Au, Cheryl P.; Carberry, Angela E.; Raynes-Greenow, Camille H.; Jeffery, Heather E.; Turner, Robin M.

Obstetrical & Gynecological Survey: July 2013 - Volume 68 - Issue 7 - p 506–508
doi: 10.1097/01.ogx.0000432202.85298.57
Obstetrics: Medical Complications of Pregnancy

The altered intrauterine environment of gestational diabetes mellitus (GDM) can affect fetal growth and development. Body composition is used to characterize overgrowth, with increases in fat mass apparent in infants of GDM pregnancies. This cross-sectional study was performed to determine body composition and anthropometric measurements at birth in term infants of women with GDM compared with infants of mothers with normal glucose tolerance (NGT) levels.

In singleton, term infants, with no congenital anomalies, the diagnosis of maternal GDM was based on the Australasian Diabetes in Pregnancy Society criteria. Mothers with GDM self-monitored and recorded their blood glucose levels 4 times a day. Neonatal anthropometric measurements were made within 48 hours of birth. Neonatal body fat percentage, fat mass, and fat-free mass were assessed by air-displacement plethysmography. The associations between GDM status and neonatal body fat % and fat-free mass and other anthropometric measurements were investigated using linear regression. The association between neonatal body fat% and maternal glycemic indices in the GDM group was assessed using correlation coefficients.

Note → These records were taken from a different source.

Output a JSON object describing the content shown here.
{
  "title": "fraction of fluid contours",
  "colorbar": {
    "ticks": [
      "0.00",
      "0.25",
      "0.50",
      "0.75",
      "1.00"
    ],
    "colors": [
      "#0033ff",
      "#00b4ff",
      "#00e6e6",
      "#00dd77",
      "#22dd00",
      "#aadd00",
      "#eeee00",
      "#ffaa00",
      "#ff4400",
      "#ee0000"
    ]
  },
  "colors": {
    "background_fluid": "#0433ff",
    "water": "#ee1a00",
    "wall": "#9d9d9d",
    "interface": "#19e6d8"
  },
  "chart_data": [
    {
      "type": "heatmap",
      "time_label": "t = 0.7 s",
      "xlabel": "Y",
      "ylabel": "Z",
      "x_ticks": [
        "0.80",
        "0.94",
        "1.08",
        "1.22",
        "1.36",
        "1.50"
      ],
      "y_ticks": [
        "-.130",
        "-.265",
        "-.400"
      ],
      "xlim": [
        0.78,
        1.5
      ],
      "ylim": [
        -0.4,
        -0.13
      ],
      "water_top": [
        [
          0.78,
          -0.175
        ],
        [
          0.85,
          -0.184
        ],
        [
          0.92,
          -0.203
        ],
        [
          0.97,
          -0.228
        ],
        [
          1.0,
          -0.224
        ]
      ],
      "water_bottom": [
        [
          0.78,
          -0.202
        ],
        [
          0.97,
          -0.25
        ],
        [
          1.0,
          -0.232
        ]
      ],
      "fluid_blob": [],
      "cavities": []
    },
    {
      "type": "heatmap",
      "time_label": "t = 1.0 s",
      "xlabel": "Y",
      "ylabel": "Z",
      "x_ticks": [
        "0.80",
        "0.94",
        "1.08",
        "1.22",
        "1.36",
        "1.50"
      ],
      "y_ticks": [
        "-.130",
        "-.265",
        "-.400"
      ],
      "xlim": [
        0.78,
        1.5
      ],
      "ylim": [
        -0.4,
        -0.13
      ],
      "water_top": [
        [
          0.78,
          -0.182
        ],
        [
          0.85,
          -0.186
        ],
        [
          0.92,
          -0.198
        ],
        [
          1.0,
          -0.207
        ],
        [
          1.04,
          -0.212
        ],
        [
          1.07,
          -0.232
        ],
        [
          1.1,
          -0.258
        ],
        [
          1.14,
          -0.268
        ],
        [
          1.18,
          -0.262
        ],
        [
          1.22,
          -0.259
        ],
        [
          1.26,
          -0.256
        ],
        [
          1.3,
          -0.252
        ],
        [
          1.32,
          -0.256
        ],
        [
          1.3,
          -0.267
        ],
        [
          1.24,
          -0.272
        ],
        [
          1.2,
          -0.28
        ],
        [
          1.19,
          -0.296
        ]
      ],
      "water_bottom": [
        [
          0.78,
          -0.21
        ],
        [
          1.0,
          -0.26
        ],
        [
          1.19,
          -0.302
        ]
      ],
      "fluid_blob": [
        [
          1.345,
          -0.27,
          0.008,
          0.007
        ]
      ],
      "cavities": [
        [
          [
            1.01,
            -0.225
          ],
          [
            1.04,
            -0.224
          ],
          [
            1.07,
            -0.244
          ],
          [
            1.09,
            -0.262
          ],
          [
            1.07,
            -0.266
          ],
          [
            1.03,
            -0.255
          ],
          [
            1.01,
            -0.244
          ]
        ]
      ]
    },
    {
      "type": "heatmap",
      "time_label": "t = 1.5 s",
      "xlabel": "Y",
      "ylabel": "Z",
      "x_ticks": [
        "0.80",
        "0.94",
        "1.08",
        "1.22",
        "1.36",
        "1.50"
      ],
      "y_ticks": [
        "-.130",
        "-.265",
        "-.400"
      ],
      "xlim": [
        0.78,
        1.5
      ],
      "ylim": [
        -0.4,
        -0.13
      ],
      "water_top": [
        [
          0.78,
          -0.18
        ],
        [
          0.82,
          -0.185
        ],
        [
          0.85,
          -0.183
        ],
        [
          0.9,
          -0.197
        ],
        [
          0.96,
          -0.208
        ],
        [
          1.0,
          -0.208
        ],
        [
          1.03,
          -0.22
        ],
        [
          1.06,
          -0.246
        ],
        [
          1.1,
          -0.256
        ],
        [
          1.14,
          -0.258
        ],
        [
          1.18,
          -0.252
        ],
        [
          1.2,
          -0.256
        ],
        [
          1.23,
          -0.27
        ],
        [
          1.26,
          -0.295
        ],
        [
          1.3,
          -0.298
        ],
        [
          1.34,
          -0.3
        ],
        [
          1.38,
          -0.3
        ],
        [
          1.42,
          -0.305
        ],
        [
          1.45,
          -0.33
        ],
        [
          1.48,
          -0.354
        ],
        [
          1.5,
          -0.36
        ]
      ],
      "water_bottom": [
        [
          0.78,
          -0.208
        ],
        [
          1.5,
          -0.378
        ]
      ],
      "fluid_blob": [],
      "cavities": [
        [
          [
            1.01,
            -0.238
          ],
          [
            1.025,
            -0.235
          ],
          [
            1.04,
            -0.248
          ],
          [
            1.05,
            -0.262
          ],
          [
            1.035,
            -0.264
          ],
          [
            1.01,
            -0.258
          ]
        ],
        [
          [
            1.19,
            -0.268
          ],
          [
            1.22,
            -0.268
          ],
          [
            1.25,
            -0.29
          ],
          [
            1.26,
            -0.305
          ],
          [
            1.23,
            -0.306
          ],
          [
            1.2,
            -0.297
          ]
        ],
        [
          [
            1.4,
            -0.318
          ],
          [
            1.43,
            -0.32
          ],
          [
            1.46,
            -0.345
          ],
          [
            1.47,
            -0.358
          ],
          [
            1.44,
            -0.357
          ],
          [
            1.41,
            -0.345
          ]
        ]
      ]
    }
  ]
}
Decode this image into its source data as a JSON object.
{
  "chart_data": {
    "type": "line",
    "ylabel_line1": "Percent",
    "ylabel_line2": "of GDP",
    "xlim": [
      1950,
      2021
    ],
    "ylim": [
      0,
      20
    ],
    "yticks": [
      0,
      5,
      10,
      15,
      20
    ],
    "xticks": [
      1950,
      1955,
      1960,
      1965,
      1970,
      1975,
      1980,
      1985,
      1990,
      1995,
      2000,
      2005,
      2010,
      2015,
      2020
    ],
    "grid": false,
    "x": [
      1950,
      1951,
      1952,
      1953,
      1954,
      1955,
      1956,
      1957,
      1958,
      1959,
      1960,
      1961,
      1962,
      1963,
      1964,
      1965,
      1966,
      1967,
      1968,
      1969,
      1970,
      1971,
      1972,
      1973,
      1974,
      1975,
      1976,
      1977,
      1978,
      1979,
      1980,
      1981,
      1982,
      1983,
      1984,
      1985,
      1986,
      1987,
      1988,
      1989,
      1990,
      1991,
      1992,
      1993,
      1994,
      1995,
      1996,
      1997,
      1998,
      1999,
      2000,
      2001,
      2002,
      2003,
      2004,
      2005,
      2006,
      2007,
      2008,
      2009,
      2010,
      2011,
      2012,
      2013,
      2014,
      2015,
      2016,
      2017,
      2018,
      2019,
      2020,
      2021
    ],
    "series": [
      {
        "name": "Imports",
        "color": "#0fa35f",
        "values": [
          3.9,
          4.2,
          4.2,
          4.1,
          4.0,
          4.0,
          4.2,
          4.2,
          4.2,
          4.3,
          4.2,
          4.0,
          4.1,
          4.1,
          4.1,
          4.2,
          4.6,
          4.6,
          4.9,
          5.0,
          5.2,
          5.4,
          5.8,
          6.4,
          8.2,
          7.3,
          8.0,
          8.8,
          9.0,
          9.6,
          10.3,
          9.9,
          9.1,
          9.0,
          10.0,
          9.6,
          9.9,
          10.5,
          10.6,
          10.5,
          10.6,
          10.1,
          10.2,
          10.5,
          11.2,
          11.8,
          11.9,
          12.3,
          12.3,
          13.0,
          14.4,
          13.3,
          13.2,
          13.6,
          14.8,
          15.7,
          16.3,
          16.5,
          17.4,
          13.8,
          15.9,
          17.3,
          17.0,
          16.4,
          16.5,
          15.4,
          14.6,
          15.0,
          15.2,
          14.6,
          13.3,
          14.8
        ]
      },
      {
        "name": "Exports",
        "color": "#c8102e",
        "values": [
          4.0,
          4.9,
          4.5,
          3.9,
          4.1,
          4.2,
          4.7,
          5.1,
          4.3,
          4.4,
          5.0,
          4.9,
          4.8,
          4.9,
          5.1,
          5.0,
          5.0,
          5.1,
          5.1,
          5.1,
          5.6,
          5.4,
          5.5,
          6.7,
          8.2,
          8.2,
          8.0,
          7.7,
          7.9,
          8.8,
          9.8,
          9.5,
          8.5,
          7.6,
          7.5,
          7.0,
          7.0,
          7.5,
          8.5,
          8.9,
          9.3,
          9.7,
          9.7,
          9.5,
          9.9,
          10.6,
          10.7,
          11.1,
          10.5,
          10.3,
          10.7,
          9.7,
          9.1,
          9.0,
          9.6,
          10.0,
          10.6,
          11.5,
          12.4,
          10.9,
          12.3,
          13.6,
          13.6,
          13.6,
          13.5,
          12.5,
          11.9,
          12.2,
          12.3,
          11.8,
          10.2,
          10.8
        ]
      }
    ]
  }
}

Of 815 mothers and their infants, the final study cohort included 532 and 67 patients in the NGT and GDM groups, respectively. The groups did not differ significantly in maternal age (GDM, 33.2 ± 4.7 years; NGT, 32.5 ± 5.1 years; P = 0.22). Mothers with GDM were more likely to be overweight or obese (36% vs 22%; P = 0.011). Good glycemic control was achieved in 56 (90%) of 62 women meeting both fasting and postprandial glycemic targets. The mean third-trimester HbA1c for the whole GDM group was 5.4 ± 0.4 mmol/L. Self-monitoring data for 46 women (mean, 132 readings/patient) showed mean blood glucose levels of 4.8 ± 0.5 mmol/L fasting, 6.7 ± 1.1 mmol/L 1 hour after breakfast, 6.4 ± 0.7 mmol/L after lunch, and 6.5 ± 0.7 mmol/L after dinner. After adjusting for gestational age, neonatal sex, and maternal variables that affect body composition, no significant differences in body fat % were found between the GDM and NGT infants (mean difference, −0.85 [95% confidence interval, −2.00 to 0.31]; P = 0.151). The GDM and NGT infants did not differ significantly in birth weight and other anthropometric measurements.

These results show that normal neonatal body composition can be achieved in infants born to mothers with GDM with good glycemic control. Neonatal body fat% was normalized in the setting of good glycemic control. Thus, early detection and treatment of GDM may help prevent neonatal overgrowth, a factor strongly related to childhood obesity and diabetes. Future work will involve a follow-up of this cohort to evaluate long-term outcomes.

Sydney Medical School (C.P.A., H.E.J.), University of Sydney, Sydney; Sydney School of Public Health (C.P.A., A.E.C., C.H.R.-G., H.E.J., R.M.T.), University of Sydney, Sydney; and Royal Prince Alfred Hospital Newborn Care (H.E.J.), Sydney, Australia

© 2013 by Lippincott Williams & Wilkins.